I can hear it, the buzzing in my head. The whirr of tiny little robots, churning in my brain.

I swallow down the hysterical laughter rising up within me.

When Dad first combined nanobots to his studies on androids, people thought he was crazy—a tiny machine enhancing a far larger one. When he turned around and applied that area of study to Mom’s disease, they called him a genius. The nanobots he used are self-replicating, each one designed to make the synapses in my mother’s failing body work as they should. It’s that same nanobot technology that enhanced android technology, cyborg development… Dad’s work changed everyone’s world.

And ruined mine.

I realize—he made this tech for Mom. He wanted to save her.
He
turned her into… that. He kept her alive, as much as he could. And he did it before he died. He knew what she had become, and he loved her anyway.

But then the government stole his tech. And killed him.

So… when was
I
made?

“There were three doors in the lab marked with her name—she could still be the original, with two copies in the lab,” Jack says, and my heart soars at the thought.

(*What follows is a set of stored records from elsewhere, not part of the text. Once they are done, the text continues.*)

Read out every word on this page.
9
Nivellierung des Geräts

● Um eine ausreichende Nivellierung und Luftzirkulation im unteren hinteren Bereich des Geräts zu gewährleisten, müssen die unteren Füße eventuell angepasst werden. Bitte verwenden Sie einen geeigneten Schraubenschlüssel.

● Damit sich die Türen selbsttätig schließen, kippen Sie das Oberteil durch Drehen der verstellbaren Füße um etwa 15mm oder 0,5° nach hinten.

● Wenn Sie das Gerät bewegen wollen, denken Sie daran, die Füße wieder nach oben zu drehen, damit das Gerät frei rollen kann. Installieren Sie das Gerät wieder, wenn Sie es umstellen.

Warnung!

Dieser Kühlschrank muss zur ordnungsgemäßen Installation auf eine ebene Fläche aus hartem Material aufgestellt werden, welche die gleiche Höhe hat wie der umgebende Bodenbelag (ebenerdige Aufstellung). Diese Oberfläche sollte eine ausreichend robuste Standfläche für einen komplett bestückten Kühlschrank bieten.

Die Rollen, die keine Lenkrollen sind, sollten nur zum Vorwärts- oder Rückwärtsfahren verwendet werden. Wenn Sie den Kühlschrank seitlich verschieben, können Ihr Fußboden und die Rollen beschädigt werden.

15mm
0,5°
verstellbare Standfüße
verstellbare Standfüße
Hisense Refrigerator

Maybe I’m still me.

“Unlikely.” This from Julie. “You said they kept making copies of her mother, right? Because they kept breaking down, were unstable from the disease, whatever. And it looks like they can only really make one copy at a time. So it seems like what they have is the original and any used-up copies in storage, kept on file, so to speak, and then one spare copy.”

My mouth is dry as I strain to hear Jack’s answer. “So, what you’re saying is, Ella is dead. Version one, the real person. Is dead.”

“And Version 3 is the spare copy in case anything happens to Version 2—which is what Ella is now.”

Dead.

I’m dead.

Before, when I was running from Akilah, I kept thinking about how I wasn’t human. And now I’m not even alive.

I shut my eyes, pressing the thin skin of my forehead against the cool metal door.

Akilah died. She died in battle, like a hero, and she rose again, like a phoenix.

Is this what immortality is? A sort of hollowness inside me, where I think my humanity must once have been, filled now with nothing but electronics.

What happened to me? How did I die? Why… why was I brought back? Akilah’s a soldier, and, according to Jack, is an even stronger solider now that she’s a cy-clone instead of a human. But why was I brought back?

My heart stutters—not
why?
or
how?
—those are not the important questions. The really important question is:
by whom?

Could it have been my own father? Did Dad do this to me—to Mom? Is this the research the government stole from him—killed him for?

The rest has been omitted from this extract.